L’école où nous nous rendons ressemble à une prison colorée et joyeuse. Apparemment l’architecte en était à son premier essai, après avoir œuvré pour l’univers carcéral et psychiatrique! Je trouve ce clin d’œil très ironique.
J’ai l’honneur et le plaisir d’animer l’atelier en compagnie d’une des personnes qui m’a le plus influencé dans le slam. Ca fait à peine quelques heures que je suis sur le territoire, je peux ressentir à quel point la France est encore sous le choc de Charlie Hebdo. Notamment à travers les textes résultants de l’atelier et la facilité avec laquelle les élèves ont réussi à s’approprier le thème de la liberté d’expression.
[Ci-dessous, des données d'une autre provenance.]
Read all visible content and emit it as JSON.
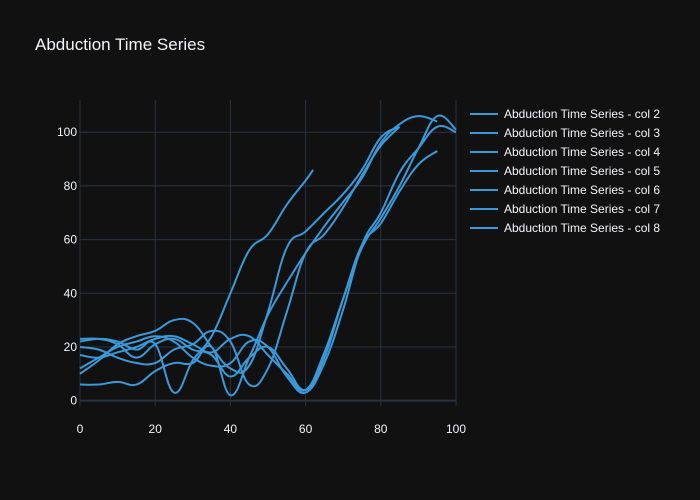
{
  "chart_data": {
    "type": "line",
    "title": "Abduction Time Series",
    "xlabel": "",
    "ylabel": "",
    "xlim": [
      0,
      100
    ],
    "ylim": [
      -2,
      112
    ],
    "x_ticks": [
      0,
      20,
      40,
      60,
      80,
      100
    ],
    "y_ticks": [
      0,
      20,
      40,
      60,
      80,
      100
    ],
    "grid": true,
    "legend_position": "right",
    "colors": {
      "background": "#111111",
      "grid": "#283442",
      "text": "#f2f5fa",
      "line": "#3a9ad9"
    },
    "series": [
      {
        "name": "Abduction Time Series - col 2",
        "x": [
          0,
          5,
          10,
          15,
          20,
          25,
          30,
          35,
          40,
          45,
          50,
          55,
          60,
          65,
          70,
          75,
          80,
          85
        ],
        "values": [
          10,
          15,
          21,
          24,
          26,
          30,
          29,
          20,
          12,
          13,
          33,
          57,
          63,
          70,
          77,
          86,
          98,
          102
        ]
      },
      {
        "name": "Abduction Time Series - col 3",
        "x": [
          0,
          5,
          10,
          15,
          20,
          25,
          30,
          35,
          40,
          45,
          50,
          55,
          60,
          65,
          70,
          75,
          80,
          85,
          90,
          95,
          100
        ],
        "values": [
          12,
          16,
          20,
          22,
          24,
          22,
          16,
          13,
          14,
          22,
          20,
          9,
          3,
          14,
          34,
          58,
          70,
          85,
          94,
          102,
          100
        ]
      },
      {
        "name": "Abduction Time Series - col 4",
        "x": [
          0,
          5,
          10,
          15,
          20,
          25,
          30,
          35,
          40,
          45,
          50,
          55,
          60,
          65,
          70,
          75,
          80,
          85,
          90,
          95
        ],
        "values": [
          23,
          23,
          21,
          16,
          21,
          23,
          19,
          17,
          9,
          16,
          20,
          12,
          4,
          16,
          38,
          58,
          66,
          78,
          88,
          93
        ]
      },
      {
        "name": "Abduction Time Series - col 5",
        "x": [
          0,
          5,
          10,
          15,
          20,
          25,
          30,
          35,
          40,
          45,
          50,
          55,
          60,
          65,
          70,
          75,
          80,
          85
        ],
        "values": [
          20,
          19,
          16,
          14,
          14,
          19,
          21,
          26,
          22,
          6,
          12,
          33,
          55,
          62,
          72,
          84,
          95,
          102
        ]
      },
      {
        "name": "Abduction Time Series - col 6",
        "x": [
          0,
          5,
          10,
          15,
          20,
          25,
          30,
          35,
          40,
          45,
          50,
          55,
          60,
          65,
          70,
          75,
          80,
          85,
          90,
          95,
          100
        ],
        "values": [
          17,
          16,
          18,
          20,
          23,
          24,
          21,
          18,
          23,
          24,
          17,
          10,
          4,
          18,
          38,
          57,
          68,
          80,
          94,
          106,
          101
        ]
      },
      {
        "name": "Abduction Time Series - col 7",
        "x": [
          0,
          5,
          10,
          15,
          20,
          25,
          30,
          35,
          40,
          45,
          50,
          55,
          60,
          62
        ],
        "values": [
          22,
          23,
          22,
          19,
          21,
          3,
          15,
          24,
          40,
          56,
          62,
          73,
          82,
          86
        ]
      },
      {
        "name": "Abduction Time Series - col 8",
        "x": [
          0,
          5,
          10,
          15,
          20,
          25,
          30,
          35,
          40,
          45,
          50,
          55,
          60,
          65,
          70,
          75,
          80,
          85,
          90,
          95
        ],
        "values": [
          6,
          6,
          7,
          6,
          11,
          14,
          14,
          20,
          2,
          16,
          32,
          44,
          55,
          65,
          74,
          83,
          96,
          103,
          106,
          104
        ]
      }
    ]
  }
}
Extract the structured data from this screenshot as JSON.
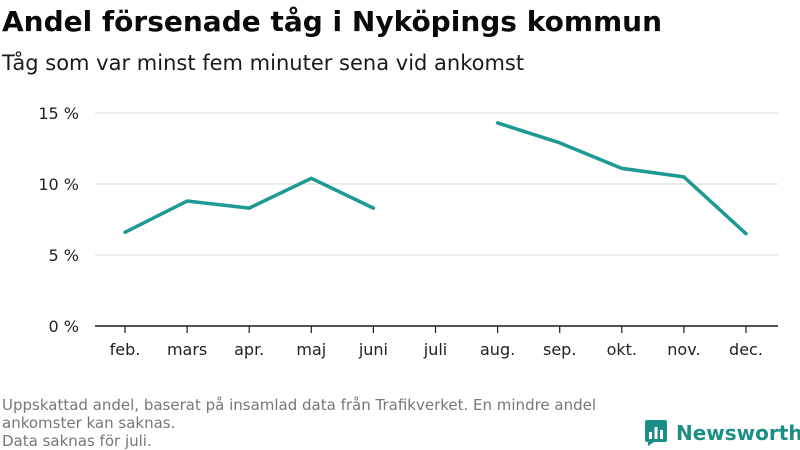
{
  "header": {
    "title": "Andel försenade tåg i Nyköpings kommun",
    "subtitle": "Tåg som var minst fem minuter sena vid ankomst"
  },
  "chart_data": {
    "type": "line",
    "title": "Andel försenade tåg i Nyköpings kommun",
    "subtitle": "Tåg som var minst fem minuter sena vid ankomst",
    "xlabel": "",
    "ylabel": "",
    "categories": [
      "feb.",
      "mars",
      "apr.",
      "maj",
      "juni",
      "juli",
      "aug.",
      "sep.",
      "okt.",
      "nov.",
      "dec."
    ],
    "series": [
      {
        "color": "#1c9a93",
        "values": [
          6.6,
          8.8,
          8.3,
          10.4,
          8.3,
          null,
          14.3,
          12.9,
          11.1,
          10.5,
          6.5
        ]
      }
    ],
    "yticks": [
      0,
      5,
      10,
      15
    ],
    "ytick_labels": [
      "0 %",
      "5 %",
      "10 %",
      "15 %"
    ],
    "ylim": [
      0,
      15
    ],
    "grid": true,
    "legend": "none"
  },
  "footnote": {
    "line1": "Uppskattad andel, baserat på insamlad data från Trafikverket. En mindre andel",
    "line2": "ankomster kan saknas.",
    "line3": "Data saknas för juli."
  },
  "brand": {
    "name": "Newsworthy",
    "icon": "bar-chart-speech-bubble-icon",
    "color": "#1c8e86"
  }
}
En repartant de ce décor Prison Break version Bisounours, je suis heureux et je sais déjà que les ateliers à venir seront du régal. La séance d’écriture du soir fait du bien à l’âme. Chacune des participantes ramène à manger et nous partageons nourriture et vers.
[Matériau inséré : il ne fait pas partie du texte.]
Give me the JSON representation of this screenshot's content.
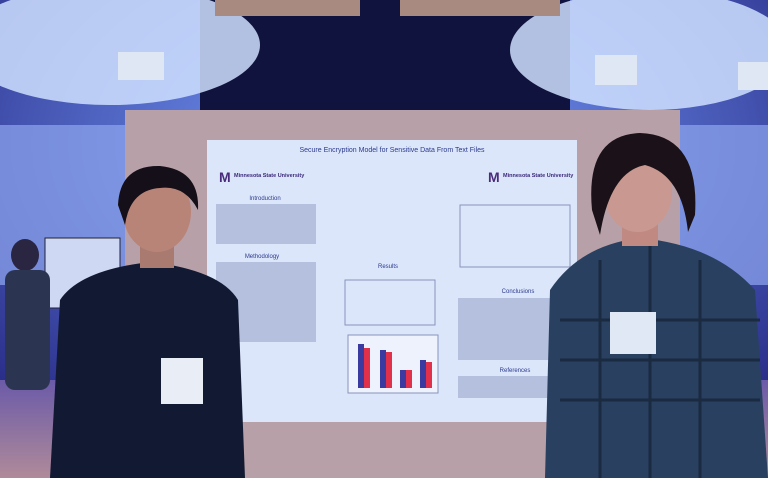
{
  "poster": {
    "title": "Secure Encryption Model for Sensitive Data From Text Files",
    "logos": [
      "Minnesota State University",
      "Minnesota State University"
    ],
    "sections": [
      "Introduction",
      "Methodology",
      "Results",
      "Conclusions",
      "References"
    ]
  }
}
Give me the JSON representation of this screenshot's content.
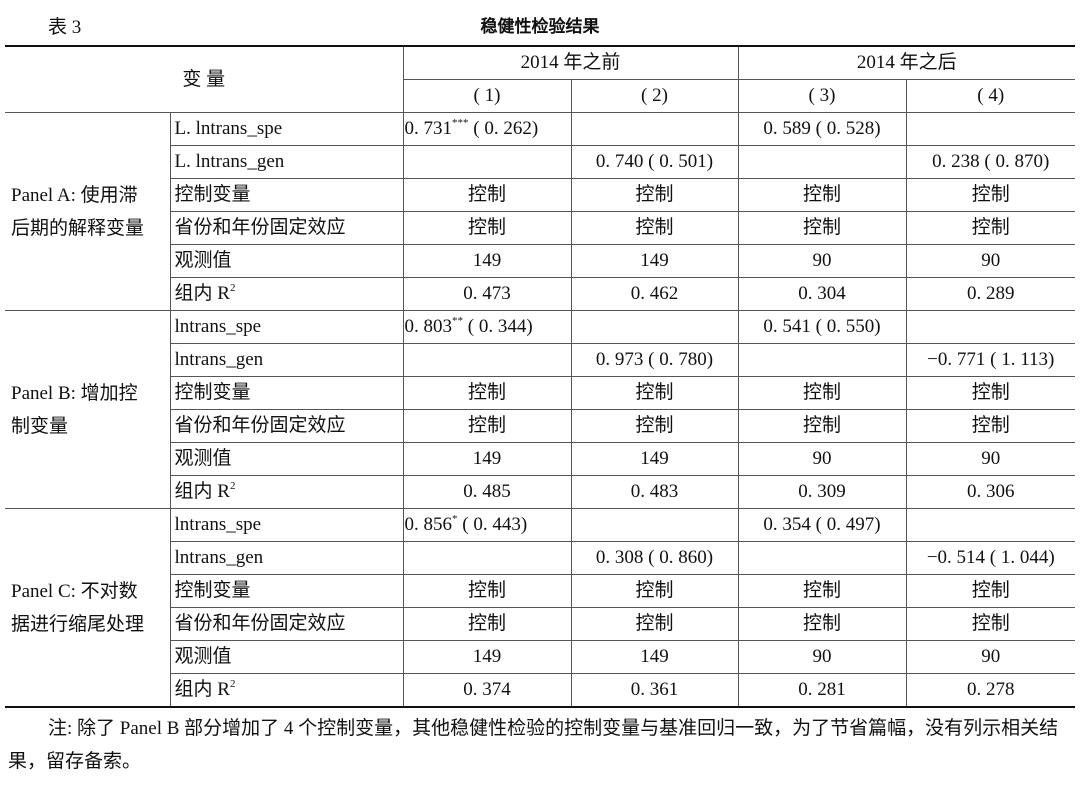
{
  "table_number": "表 3",
  "table_title": "稳健性检验结果",
  "header": {
    "variable_label": "变  量",
    "groups": [
      "2014 年之前",
      "2014 年之后"
    ],
    "columns": [
      "( 1)",
      "( 2)",
      "( 3)",
      "( 4)"
    ]
  },
  "panels": [
    {
      "label_lines": [
        "Panel A: 使用滞",
        "后期的解释变量"
      ],
      "rows": [
        {
          "var": "L. lntrans_spe",
          "cells": [
            {
              "v": "0. 731",
              "s": "***",
              "se": " ( 0. 262)"
            },
            {
              "v": ""
            },
            {
              "v": "0. 589 ( 0. 528)"
            },
            {
              "v": ""
            }
          ]
        },
        {
          "var": "L. lntrans_gen",
          "cells": [
            {
              "v": ""
            },
            {
              "v": "0. 740 ( 0. 501)"
            },
            {
              "v": ""
            },
            {
              "v": "0. 238 ( 0. 870)"
            }
          ]
        },
        {
          "var": "控制变量",
          "cells": [
            {
              "v": "控制"
            },
            {
              "v": "控制"
            },
            {
              "v": "控制"
            },
            {
              "v": "控制"
            }
          ]
        },
        {
          "var": "省份和年份固定效应",
          "cells": [
            {
              "v": "控制"
            },
            {
              "v": "控制"
            },
            {
              "v": "控制"
            },
            {
              "v": "控制"
            }
          ]
        },
        {
          "var": "观测值",
          "cells": [
            {
              "v": "149"
            },
            {
              "v": "149"
            },
            {
              "v": "90"
            },
            {
              "v": "90"
            }
          ]
        },
        {
          "var": "组内 R",
          "sup": "2",
          "cells": [
            {
              "v": "0. 473"
            },
            {
              "v": "0. 462"
            },
            {
              "v": "0. 304"
            },
            {
              "v": "0. 289"
            }
          ]
        }
      ]
    },
    {
      "label_lines": [
        "Panel B: 增加控",
        "制变量"
      ],
      "rows": [
        {
          "var": "lntrans_spe",
          "cells": [
            {
              "v": "0. 803",
              "s": "**",
              "se": " ( 0. 344)"
            },
            {
              "v": ""
            },
            {
              "v": "0. 541 ( 0. 550)"
            },
            {
              "v": ""
            }
          ]
        },
        {
          "var": "lntrans_gen",
          "cells": [
            {
              "v": ""
            },
            {
              "v": "0. 973 ( 0. 780)"
            },
            {
              "v": ""
            },
            {
              "v": "−0. 771 ( 1. 113)"
            }
          ]
        },
        {
          "var": "控制变量",
          "cells": [
            {
              "v": "控制"
            },
            {
              "v": "控制"
            },
            {
              "v": "控制"
            },
            {
              "v": "控制"
            }
          ]
        },
        {
          "var": "省份和年份固定效应",
          "cells": [
            {
              "v": "控制"
            },
            {
              "v": "控制"
            },
            {
              "v": "控制"
            },
            {
              "v": "控制"
            }
          ]
        },
        {
          "var": "观测值",
          "cells": [
            {
              "v": "149"
            },
            {
              "v": "149"
            },
            {
              "v": "90"
            },
            {
              "v": "90"
            }
          ]
        },
        {
          "var": "组内 R",
          "sup": "2",
          "cells": [
            {
              "v": "0. 485"
            },
            {
              "v": "0. 483"
            },
            {
              "v": "0. 309"
            },
            {
              "v": "0. 306"
            }
          ]
        }
      ]
    },
    {
      "label_lines": [
        "Panel C: 不对数",
        "据进行缩尾处理"
      ],
      "rows": [
        {
          "var": "lntrans_spe",
          "cells": [
            {
              "v": "0. 856",
              "s": "*",
              "se": " ( 0. 443)"
            },
            {
              "v": ""
            },
            {
              "v": "0. 354 ( 0. 497)"
            },
            {
              "v": ""
            }
          ]
        },
        {
          "var": "lntrans_gen",
          "cells": [
            {
              "v": ""
            },
            {
              "v": "0. 308 ( 0. 860)"
            },
            {
              "v": ""
            },
            {
              "v": "−0. 514 ( 1. 044)"
            }
          ]
        },
        {
          "var": "控制变量",
          "cells": [
            {
              "v": "控制"
            },
            {
              "v": "控制"
            },
            {
              "v": "控制"
            },
            {
              "v": "控制"
            }
          ]
        },
        {
          "var": "省份和年份固定效应",
          "cells": [
            {
              "v": "控制"
            },
            {
              "v": "控制"
            },
            {
              "v": "控制"
            },
            {
              "v": "控制"
            }
          ]
        },
        {
          "var": "观测值",
          "cells": [
            {
              "v": "149"
            },
            {
              "v": "149"
            },
            {
              "v": "90"
            },
            {
              "v": "90"
            }
          ]
        },
        {
          "var": "组内 R",
          "sup": "2",
          "cells": [
            {
              "v": "0. 374"
            },
            {
              "v": "0. 361"
            },
            {
              "v": "0. 281"
            },
            {
              "v": "0. 278"
            }
          ]
        }
      ]
    }
  ],
  "note": "注: 除了 Panel B 部分增加了 4 个控制变量，其他稳健性检验的控制变量与基准回归一致，为了节省篇幅，没有列示相关结果，留存备索。"
}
L’accueil en Picardie est à l’image de Nico K. Une structure chaleureuse, courtoise et drôle à la fois. Si ce pote vous invite, ne refusez jamais, sous aucun prétexte !
4ème édition de l’Open du Sud-Ouest
Le lendemain je prends la direction de Bordeaux, il reste 48h avant le début de l’Open du Sud-Ouest et je viens d’apprendre que l’endroit où nous devions faire la réception après la scène vient d’annuler. Peut-être est-ce là, la malédiction du trophée que j’ai malencontreusement brisé auparavant dans le métro ?
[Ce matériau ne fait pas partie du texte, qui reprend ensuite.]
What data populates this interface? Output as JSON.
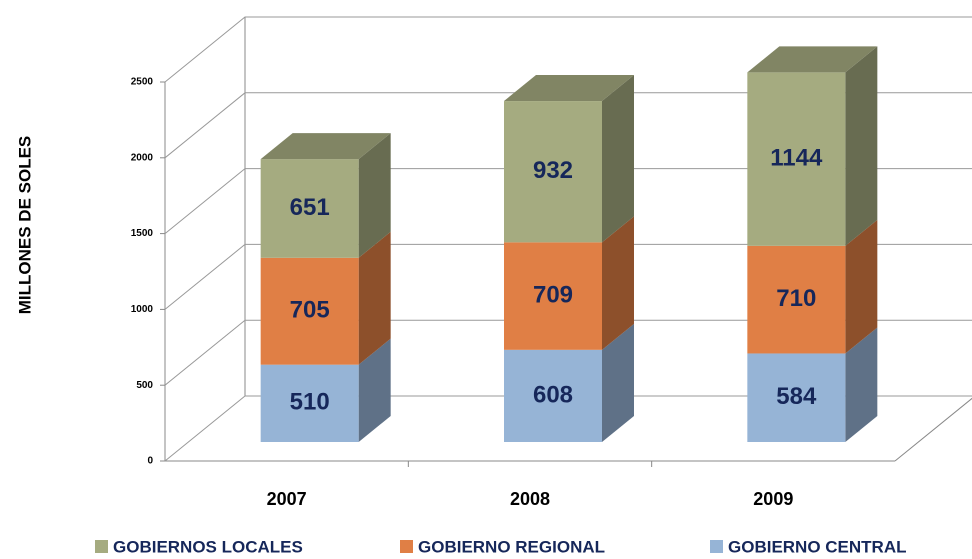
{
  "chart_data": {
    "type": "bar3d_stacked",
    "y_axis_label": "MILLONES DE SOLES",
    "categories": [
      "2007",
      "2008",
      "2009"
    ],
    "series": [
      {
        "name": "GOBIERNOS LOCALES",
        "color": "#a5ab80",
        "values": [
          651,
          932,
          1144
        ]
      },
      {
        "name": "GOBIERNO REGIONAL",
        "color": "#e07f45",
        "values": [
          705,
          709,
          710
        ]
      },
      {
        "name": "GOBIERNO CENTRAL",
        "color": "#96b4d6",
        "values": [
          510,
          608,
          584
        ]
      }
    ],
    "ylim": [
      0,
      2500
    ],
    "yticks": [
      0,
      500,
      1000,
      1500,
      2000,
      2500
    ],
    "grid": true,
    "legend": "bottom"
  }
}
J’ai pris l’habitude d’organiser un évènement en janvier, chaque année depuis plus de 5 ans, et il n’y a pas à dire: d’année en année, on a de nouvelles frayeurs, mais ça finit toujours bien.
Lors de cette 4ème édition de l’Open du Sud-Ouest, les villes suivantes envoient leurs représentants :
Mont-de-Marsan, Toulouse, Pau, Agen et Bordeaux.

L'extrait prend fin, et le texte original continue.